GINÉS Camila. Le Ménexène de Platon. Pourquoi le Logos a-t-il besoin de la rhétorique pour politiser la mort ?


Semestre 1
Mercredi 18h-21h
Licence, Master
 
GINÉS Camila
Le Ménexène de Platon. Pourquoi le Logos a-t-il besoin de la rhétorique pour politiser la mort ?
 
Ce cours propose une lecture du dialogue socratique Le Ménexène à partir de ce qu’on appellera « l’hypothèse de la métisophagie », c’est-à-dire que le Logos (le discours philosophique) tout seul ne peut pas s’appuyer seulement sur lui-même pour fonder une rationalité soit-elle métaphysique ou politique, mais doit au contraire faire recours à ce qu’il a rejeté comme son dehors : la rhétorique et la sophistique. Ces dernières témoignent dès leur naissance une parenté avec la mètis, une forme particulière d’intelligence faite de ruses et stratagèmes permettant au plus faible de lutter et triompher sur le plus fort dont M. Detienne et J.-P. Vernant ont reconstruit l’espace très complexe de circulation dans l’univers social et culturel de la Grèce archaïque. C’est de ce pouvoir que le Logos philosophique cherche à s’emparer pour faire régner son Nomos dans la cité démocratique et effacer en même temps les divisions et les rapports de force en jeu dans la société athénienne de l’époque. Le Logos tout seul manque d’un pouvoir du langage, d’un Logos autre (celui de la mètis) dont pourtant la rhétorique et la sophistique ont été pour Platon de dangeureux porteurs, un pouvoir que le Logos philosophique se propose pour autant à la fois de brider et d’incorporer (métisophagie).

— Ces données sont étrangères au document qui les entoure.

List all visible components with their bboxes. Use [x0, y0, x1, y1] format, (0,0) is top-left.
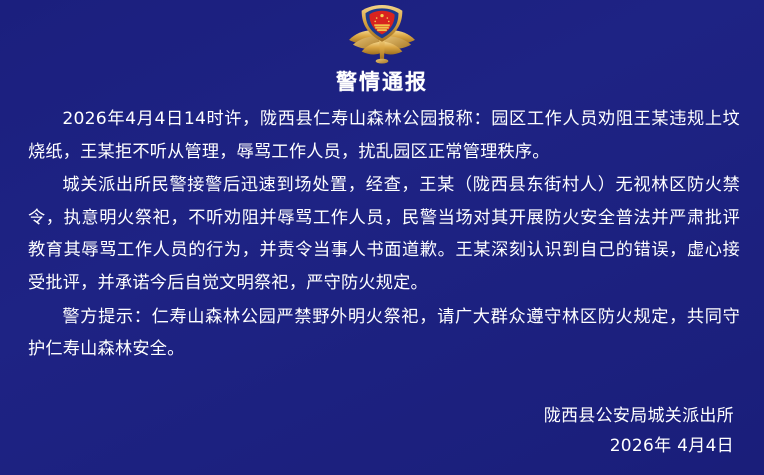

La lecture du Ménexène de Platon, notamment à l’aide de la perspective élaborée par Nicole Loraux, nous aidera à saisir comment le discours de Socrate cherche à s’emparer de la rhétorique des oraisons funèbres déjà utilisée par l’aristocratie pour administrer le culte des morts – en ce cas des morts en guerre qu’il faut glorifier pour « inventer » une démocratie athénienne sans divisions. Aborder les rapports entre philosophie et rhétorique par le biais du culte des morts et des oraisons funèbres impliquera de ne pas inscrire ces questions dans une sphère, plus ou moins autonome, du sacré, mais d’adopter une perspective que L. Gernet avait déjà appelé celle des « Grecs sans miracles » et dans laquelle Loraux elle-même se situe. C’est sous cet angle que la lecture du Ménexène de Platon sera traversée par cette question de fond : pourquoi le Logos a-t-il eu le besoin de la rhétorique (des oraisons funèbres) pour politiser la mort et pour inventer un Nomos sans divisions ?
 
Bibliographie indicative :
Platon, Le Ménexène, Paris, GF Flammarion, 2008.
M. Detienne, J.-P. Vernant, Les ruses de l’intelligence. La mètis des Grecs, Paris, Flammarion, (1974), 2018.
N. Loraux, « Socrate contrepoison de l’oraison funèbre. Enjeu et signification du Ménexène », L’antiquité classique, vol. 43/1, p. 172-211, 1974.
N. Loraux, L’invention d’Athènes. Histoire de l’oraison funèbre dans la « cité classique », Paris, Éd. De l’EHESS, (1981), 2022.
N. Loraux, La cité divisée. L’oubli dans la mémoire d’Athènes, Paris, Payot, (1997), 2005.
N. Loraux, La Grèce hors d’elle et autres textes, Paris, Klincksieck, coll. « Critique de la philosophie », 2021.
R. Clavaud, Le Ménexène de Platon et la rhétorique de son temps, Paris, Les Belles Lettres, 1980.